The average subsidy for Florida’s beneficiaries of the Affordable Care Act is $3,000 apiece.
Enrollment and subsidies are now at risk, because once again, the Supreme Court will decide whether the Affordable Care Act lives or dies.
Defying expectations, the court announced Friday it has agreed to hear – during this term – a case that challenges the heart of the law: subsidies to help people pay their insurance premiums. In about three dozen states, the federal government runs the online marketplaces where individuals can find health plans.
At issue is a phrase in the law stipulating that subsidies to help those with incomes under 400 percent of poverty are available only in “exchanges established by a state.” The authors of the law argue that the rest of the statute makes it clear that subsidies are available not only in state-run exchanges, but in those where the federal government is doing the work of the state.
When the law was written, most people–and lawmakers–expected that states would want to run their own exchanges. It was a surprise when most opted to let the federal government do it instead. Florida was among those states as Gov. Rick Scott and a hostile Legislature opposed developing an exchange in the state.
A decision to strike down the subsidies in federally-run exchange states could end up making insurance unaffordable for millions of people and threaten the viability of the law’s entire health insurance program.

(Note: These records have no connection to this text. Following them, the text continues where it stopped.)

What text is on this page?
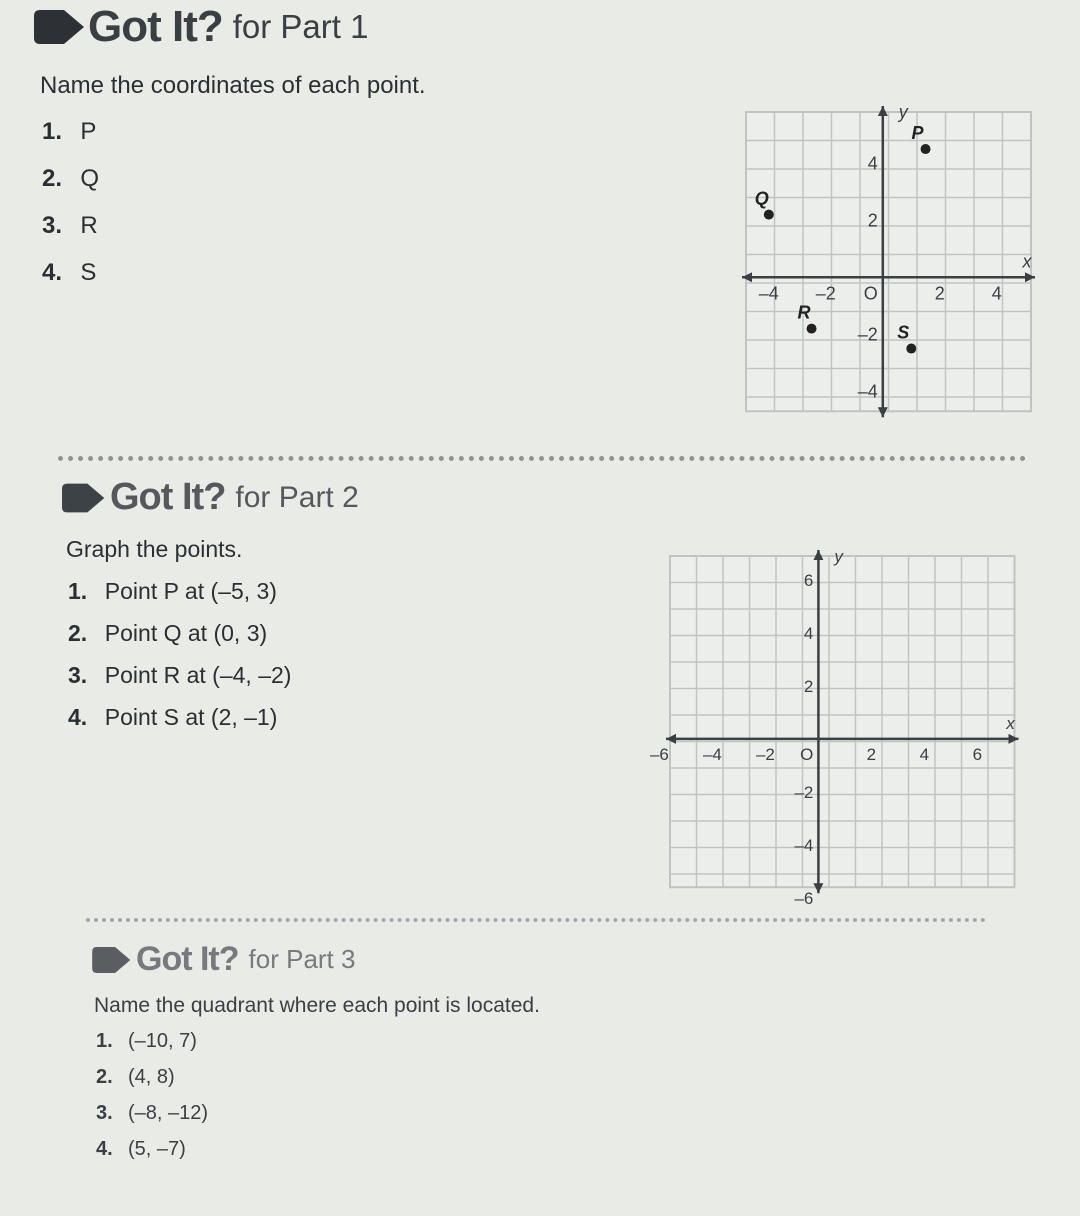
Got It? for Part 1
Name the coordinates of each point.
1. P
2. Q
3. R
4. S
–4 –2	2	4
4
2
–2
–4
O
x
y
P
Q
R
S
Got It? for Part 2
Graph the points.
1. Point P at (–5, 3)
2. Point Q at (0, 3)
3. Point R at (–4, –2)
4. Point S at (2, –1)
–6 –4 –2	2	4	6
6
4
2
–2
–4
–6
O
x
y
Got It? for Part 3
Name the quadrant where each point is located.
1. (–10, 7)
2. (4, 8)
3. (–8, –12)
4. (5, –7)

If the law is crippled by the elimination of subsidies in states like Florida, the rest of the Affordable Care Act could become untenable, and with it such provisions as the prohibition on insurers to exclude people with pre-existing conditions, or the prohibition on lifetime benefits caps, or the requirement that health plans provide a minimum standard of coverage.
In a rare Friday afternoon notice following their closed-door conference, the justices noted with no further comment that they have agreed to hear King v. Burwell. That is the case in which a three-judge Appeals Court panel in Richmond ruled unanimously that Congress did intend to allow subsidies to be available nationwide.
That same day, a panel in the District of Columbia Court of Appeals ruled 2-1 the opposite way. But that case, Halbig v. Burwell, was vacated when the full court agreed to rehear the case. That is scheduled for December. Because there are not yet contradictory decisions by appeals courts, most observers thought the Supreme Court would at least wait until the lower courts were finished considering the case before weighing in.
“We are disappointed that at least four Justices decided to hear this case despite the lack of a circuit split and while this issue is still being actively litigated in the lower courts,” said Doug Kendall of the Constitutional Accountability Center, which is representing the members of Congress who wrote the law. “But we remain very confident that the Court will ultimately find that both the text of the ACA and the intentions of Congress mandate a ruling for the federal government.”